第99回ドラマアカデミー賞監督賞は「今日から俺は!!」を手掛けた福田雄一監督撮影=カノウリョウマ

成功の鍵は『僕の思う中二病の全てが描けたこと』


――「今日から俺は!!」はそんな福田組に見事にマッチした作品だったと思いますが、福田さんが一番伝えたいと思った部分は?

まず僕の好きなものの根幹である、「男の子のマジな部分をちゃんとふざけずにマジでやる」こと、そして「ふざける部分を徹底的にふざける」ことでした。でも第9話と最終話を上げた時、(賀来)賢人と健太郎に「福田さんは中二病だ。中二病じゃないと、この脚本書けないっすよ」って言われたんですよ(笑)。

正直それは正しくて、「カッコいいのに面白いヤツ」その逆の「面白いのにカッコいいヤツ」って、まさに中二病のキモだと思うんです。かっこいいだけじゃダメなんですよ。普段は弱いのに、普段は面白いのに、やる気になったら超カッコいい。それが僕の思う中二病の全てで、それを描くのが大切だと思いますし、今作ではそこが描けたことが成功の一つだったと思います。

――その代表的キャラクターが主人公の三橋でしたが、演じた賀来さんはいかがでしたか?

良かったですよね。でも、まだまだいけるとも感じました。コメディーはとにかく体力を使うので、後半少しバテていたかな(笑)。バシバシお尻を叩いたらしっかり応えてくれたのはさすがでしたが、今度一緒にやるときはもっと余裕でゴールしたいですね。そこは、賀来賢人の伸びしろということで(笑)。

――そんなキャストの中で功労賞を上げたい人は?

磯村勇斗ですね。相良は僕が一番こだわっていた役なのですが、非常に的確な芝居をしてくれました。(主人公たちと敵対する)開久高校でも、智司(鈴木伸之)はなんだかんだナイスガイなので、性根から腐っているのは相良だけ。相良が視聴者にとって本当に「ムカつく奴」でないと「今日から俺は!!」という作品は成立しなかった。MVPだったと思います。

若い俳優たちとの挑戦 “ゴリゴリ感”に押されるも…


――改めて、今回の作品を振り返ってみて、いかがでしたか?

これからの若い俳優さんたちと、ある種深夜ドラマみたいな企画をやらせてもらえて、すごく楽しかったです。すごくベタな言葉で言うと「パワーをもらいました」。だってみんなすごいんですもん、“俺が一番目立ってやる”みたいなゴリゴリ感が(笑)。そのパワーに押されるからすごく疲れるんですが、でも逆にそれが作品と僕にいい作用を与えてくれたと思っています。若い俳優さんとワイワイガヤガヤやりながら楽しく作れるドラマはなかなかないと思うので、そういうチャレンジングな企画をやらせてもらえたことも非常にありがたかったです。

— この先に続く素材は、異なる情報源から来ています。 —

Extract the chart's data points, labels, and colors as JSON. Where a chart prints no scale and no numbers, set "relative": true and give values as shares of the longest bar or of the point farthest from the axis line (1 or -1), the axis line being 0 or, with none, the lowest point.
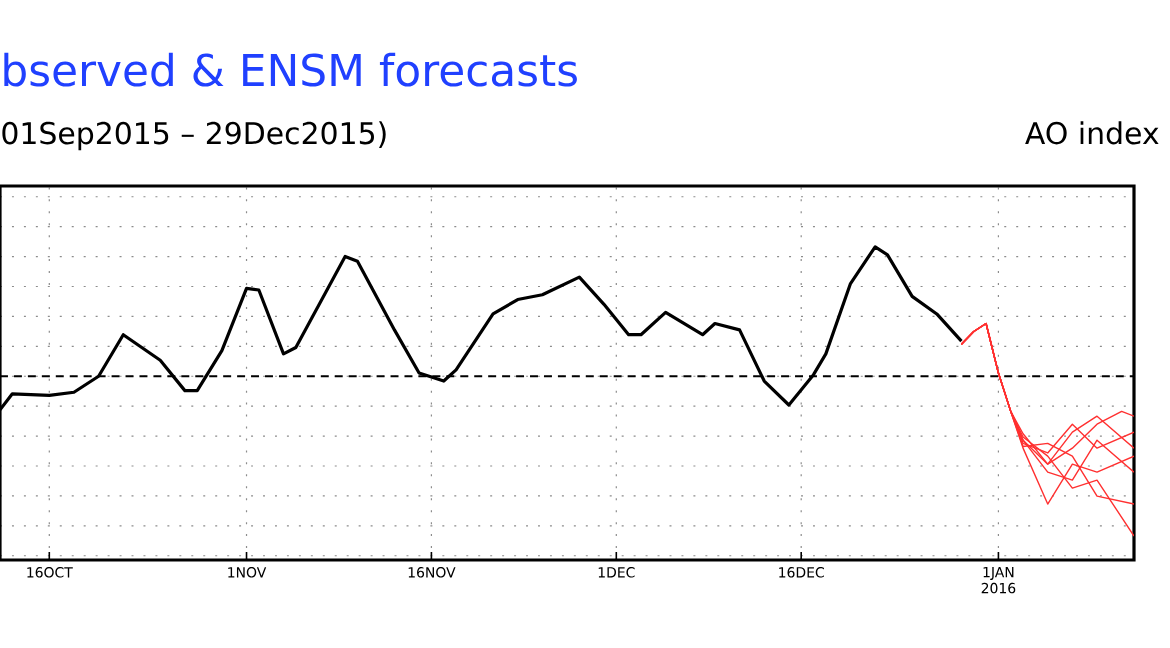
{
  "chart_data": {
    "type": "line",
    "title": "bserved & ENSM forecasts",
    "subtitle": "01Sep2015 – 29Dec2015)",
    "annotations": [
      "AO index"
    ],
    "relative": true,
    "grid": true,
    "xlim": [
      "2015-10-12",
      "2016-01-12"
    ],
    "xticks": [
      {
        "value": "2015-10-16",
        "label": "16OCT"
      },
      {
        "value": "2015-11-01",
        "label": "1NOV"
      },
      {
        "value": "2015-11-16",
        "label": "16NOV"
      },
      {
        "value": "2015-12-01",
        "label": "1DEC"
      },
      {
        "value": "2015-12-16",
        "label": "16DEC"
      },
      {
        "value": "2016-01-01",
        "label": "1JAN 2016"
      }
    ],
    "ref_lines": [
      {
        "axis": "y",
        "value": 0,
        "color": "#000000",
        "line_style": "dashed"
      }
    ],
    "series": [
      {
        "color": "#000000",
        "x": [
          "2015-10-12",
          "2015-10-13",
          "2015-10-16",
          "2015-10-18",
          "2015-10-20",
          "2015-10-22",
          "2015-10-25",
          "2015-10-27",
          "2015-10-28",
          "2015-10-30",
          "2015-11-01",
          "2015-11-02",
          "2015-11-04",
          "2015-11-05",
          "2015-11-09",
          "2015-11-10",
          "2015-11-13",
          "2015-11-15",
          "2015-11-17",
          "2015-11-18",
          "2015-11-21",
          "2015-11-23",
          "2015-11-25",
          "2015-11-28",
          "2015-11-30",
          "2015-12-02",
          "2015-12-03",
          "2015-12-05",
          "2015-12-08",
          "2015-12-09",
          "2015-12-11",
          "2015-12-13",
          "2015-12-15",
          "2015-12-17",
          "2015-12-18",
          "2015-12-20",
          "2015-12-22",
          "2015-12-23",
          "2015-12-25",
          "2015-12-27",
          "2015-12-29"
        ],
        "values": [
          -0.21,
          -0.11,
          -0.12,
          -0.1,
          0.0,
          0.26,
          0.1,
          -0.09,
          -0.09,
          0.16,
          0.55,
          0.54,
          0.14,
          0.18,
          0.75,
          0.72,
          0.29,
          0.02,
          -0.03,
          0.04,
          0.39,
          0.48,
          0.51,
          0.62,
          0.45,
          0.26,
          0.26,
          0.4,
          0.26,
          0.33,
          0.29,
          -0.03,
          -0.18,
          0.01,
          0.14,
          0.58,
          0.81,
          0.76,
          0.5,
          0.39,
          0.22
        ]
      },
      {
        "color": "#ff3030",
        "x": [
          "2015-12-29",
          "2015-12-30",
          "2015-12-31",
          "2016-01-01",
          "2016-01-02",
          "2016-01-03",
          "2016-01-05",
          "2016-01-07",
          "2016-01-09",
          "2016-01-11",
          "2016-01-12"
        ],
        "values": [
          0.2,
          0.28,
          0.33,
          0.02,
          -0.22,
          -0.4,
          -0.55,
          -0.45,
          -0.3,
          -0.22,
          -0.25
        ]
      },
      {
        "color": "#ff3030",
        "x": [
          "2015-12-29",
          "2015-12-30",
          "2015-12-31",
          "2016-01-01",
          "2016-01-02",
          "2016-01-03",
          "2016-01-05",
          "2016-01-07",
          "2016-01-09",
          "2016-01-12"
        ],
        "values": [
          0.2,
          0.28,
          0.33,
          0.02,
          -0.22,
          -0.45,
          -0.8,
          -0.55,
          -0.6,
          -0.5
        ]
      },
      {
        "color": "#ff3030",
        "x": [
          "2015-12-29",
          "2015-12-30",
          "2015-12-31",
          "2016-01-01",
          "2016-01-02",
          "2016-01-03",
          "2016-01-05",
          "2016-01-07",
          "2016-01-09",
          "2016-01-12"
        ],
        "values": [
          0.2,
          0.28,
          0.33,
          0.02,
          -0.22,
          -0.38,
          -0.5,
          -0.7,
          -0.65,
          -1.0
        ]
      },
      {
        "color": "#ff3030",
        "x": [
          "2015-12-29",
          "2015-12-30",
          "2015-12-31",
          "2016-01-01",
          "2016-01-02",
          "2016-01-03",
          "2016-01-05",
          "2016-01-07",
          "2016-01-09",
          "2016-01-12"
        ],
        "values": [
          0.2,
          0.28,
          0.33,
          0.02,
          -0.22,
          -0.42,
          -0.48,
          -0.3,
          -0.45,
          -0.35
        ]
      },
      {
        "color": "#ff3030",
        "x": [
          "2015-12-29",
          "2015-12-30",
          "2015-12-31",
          "2016-01-01",
          "2016-01-02",
          "2016-01-03",
          "2016-01-05",
          "2016-01-07",
          "2016-01-09",
          "2016-01-12"
        ],
        "values": [
          0.2,
          0.28,
          0.33,
          0.02,
          -0.22,
          -0.4,
          -0.6,
          -0.65,
          -0.4,
          -0.6
        ]
      },
      {
        "color": "#ff3030",
        "x": [
          "2015-12-29",
          "2015-12-30",
          "2015-12-31",
          "2016-01-01",
          "2016-01-02",
          "2016-01-03",
          "2016-01-05",
          "2016-01-07",
          "2016-01-09",
          "2016-01-12"
        ],
        "values": [
          0.2,
          0.28,
          0.33,
          0.02,
          -0.22,
          -0.44,
          -0.42,
          -0.5,
          -0.75,
          -0.8
        ]
      },
      {
        "color": "#ff3030",
        "x": [
          "2015-12-29",
          "2015-12-30",
          "2015-12-31",
          "2016-01-01",
          "2016-01-02",
          "2016-01-03",
          "2016-01-05",
          "2016-01-07",
          "2016-01-09",
          "2016-01-12"
        ],
        "values": [
          0.2,
          0.28,
          0.33,
          0.02,
          -0.22,
          -0.36,
          -0.55,
          -0.35,
          -0.25,
          -0.45
        ]
      }
    ]
  }
}
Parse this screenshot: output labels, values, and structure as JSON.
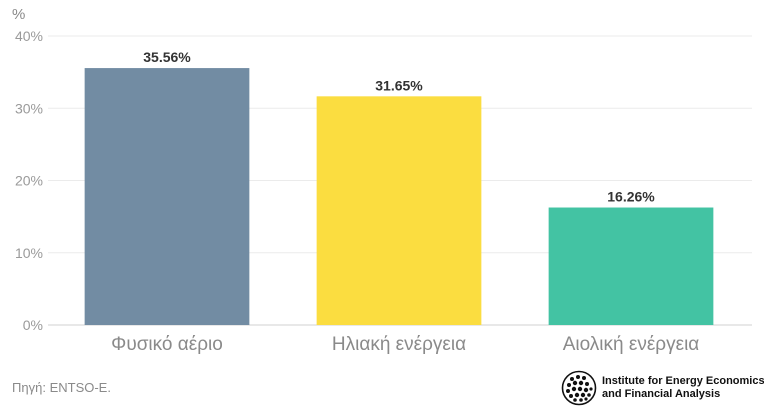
{
  "chart_data": {
    "type": "bar",
    "unit": "%",
    "categories": [
      "Φυσικό αέριο",
      "Ηλιακή ενέργεια",
      "Αιολική ενέργεια"
    ],
    "values": [
      35.56,
      31.65,
      16.26
    ],
    "value_labels": [
      "35.56%",
      "31.65%",
      "16.26%"
    ],
    "bar_colors": [
      "#728ca3",
      "#fbdd40",
      "#43c3a3"
    ],
    "ylim": [
      0,
      40
    ],
    "yticks": [
      0,
      10,
      20,
      30,
      40
    ],
    "ytick_labels": [
      "0%",
      "10%",
      "20%",
      "30%",
      "40%"
    ],
    "grid": true,
    "title": "",
    "xlabel": "",
    "ylabel": ""
  },
  "footer": {
    "source": "Πηγή: ENTSO-E.",
    "logo_line1": "Institute for Energy Economics",
    "logo_line2": "and Financial Analysis"
  }
}
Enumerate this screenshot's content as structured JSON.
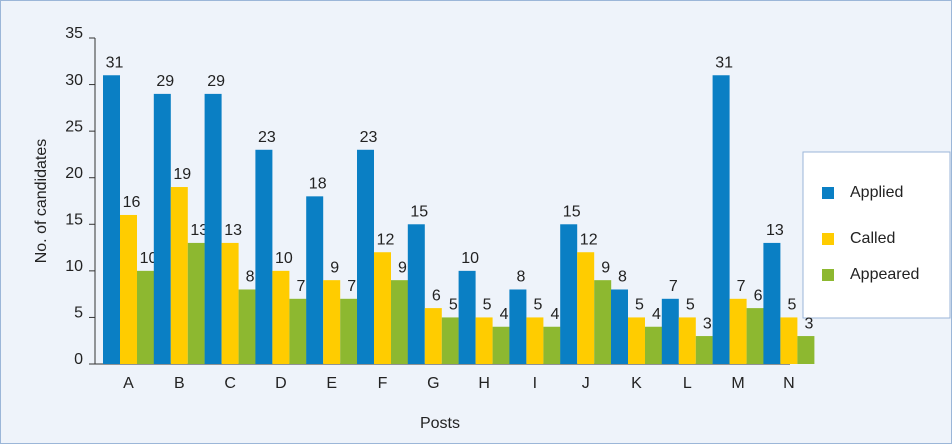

――出演者の皆さんがSNSで発信していたことも盛り上がりの一端になっていたと思います。

放送日には午前中とか昼くらいから、出演者たちが「『今日から俺は!!』見てね」ってSNSで発信していたのですが、あれもみんな自発的にやってくれていていたんですよ。みんなが宣伝したいと思うドラマを作れたんだなというのもありがたかったですし、うれしかったですね。